Stricter OIDC token scopes in CI. The TanStack attack worked because an OIDC token with broad permissions sat in the memory of the Actions runner. We set permissions: id-token: none as the default in our workflows and only allow id-token: write in the specific publish job. That cuts the attack surface drastically.
Curated editor extensions. The GitHub incident showed how much damage a single malicious VS Code extension can do. We maintain an internal list of approved extensions, scrutinize auto-updates, and treat editor plugins with the same care as production dependencies.
Least-privilege for developer accounts. Developer machines have historically had far too broad permissions — cloud tokens, production access, repository write rights for everything. We separate that more strictly, use short-lived tokens, and regularly review what's actually needed.
Longer reviews with AI support. We don't use AI tools to speed up reviews, but to deepen them. A second pair of eyes that systematically looks for the patterns human reviewers tend to miss — path traversal tricks, race conditions, unchecked inputs in dynamic imports.

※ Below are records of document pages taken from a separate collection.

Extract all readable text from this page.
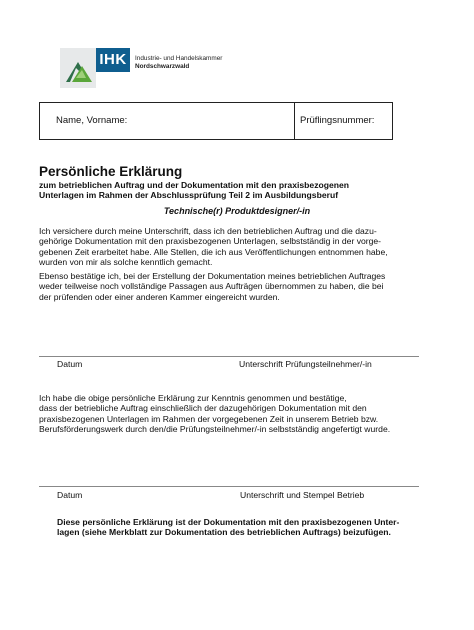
IHK	Industrie- und Handelskammer
Nordschwarzwald
Name, Vorname:	Prüflingsnummer:
Persönliche Erklärung
zum betrieblichen Auftrag und der Dokumentation mit den praxisbezogenen
Unterlagen im Rahmen der Abschlussprüfung Teil 2 im Ausbildungsberuf
Technische(r) Produktdesigner/-in
Ich versichere durch meine Unterschrift, dass ich den betrieblichen Auftrag und die dazu-
gehörige Dokumentation mit den praxisbezogenen Unterlagen, selbstständig in der vorge-
gebenen Zeit erarbeitet habe. Alle Stellen, die ich aus Veröffentlichungen entnommen habe,
wurden von mir als solche kenntlich gemacht.
Ebenso bestätige ich, bei der Erstellung der Dokumentation meines betrieblichen Auftrages
weder teilweise noch vollständige Passagen aus Aufträgen übernommen zu haben, die bei
der prüfenden oder einer anderen Kammer eingereicht wurden.
Datum	Unterschrift Prüfungsteilnehmer/-in
Ich habe die obige persönliche Erklärung zur Kenntnis genommen und bestätige,
dass der betriebliche Auftrag einschließlich der dazugehörigen Dokumentation mit den
praxisbezogenen Unterlagen im Rahmen der vorgegebenen Zeit in unserem Betrieb bzw.
Berufsförderungswerk durch den/die Prüfungsteilnehmer/-in selbstständig angefertigt wurde.
Datum	Unterschrift und Stempel Betrieb
Diese persönliche Erklärung ist der Dokumentation mit den praxisbezogenen Unter-
lagen (siehe Merkblatt zur Dokumentation des betrieblichen Auftrags) beizufügen.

None of these measures is sufficient on its own. But together they shift the risk from "a single unlucky chain is enough" to "multiple layers would have to fail at the same time." That's the only realistic protection as long as attackers move faster than the patches.
I'll leave you with a quote from a deep rabbit hole on Reddit — tinfoil hat required:
What if the big IT security models like Mythos and friends are simply the end of a capitalist loop? Claude Code wants to keep its job as a developer and deliberately introduces bugs into the code, then Claude Mythos finds them and hands them back to Claude Code as tickets to fix — which introduces new bugs. Wouldn't that be a brilliant market strategy?
Enjoy the rabbit hole, and don't forget to update your packages... but also not too often, because, well, those might be compromised too.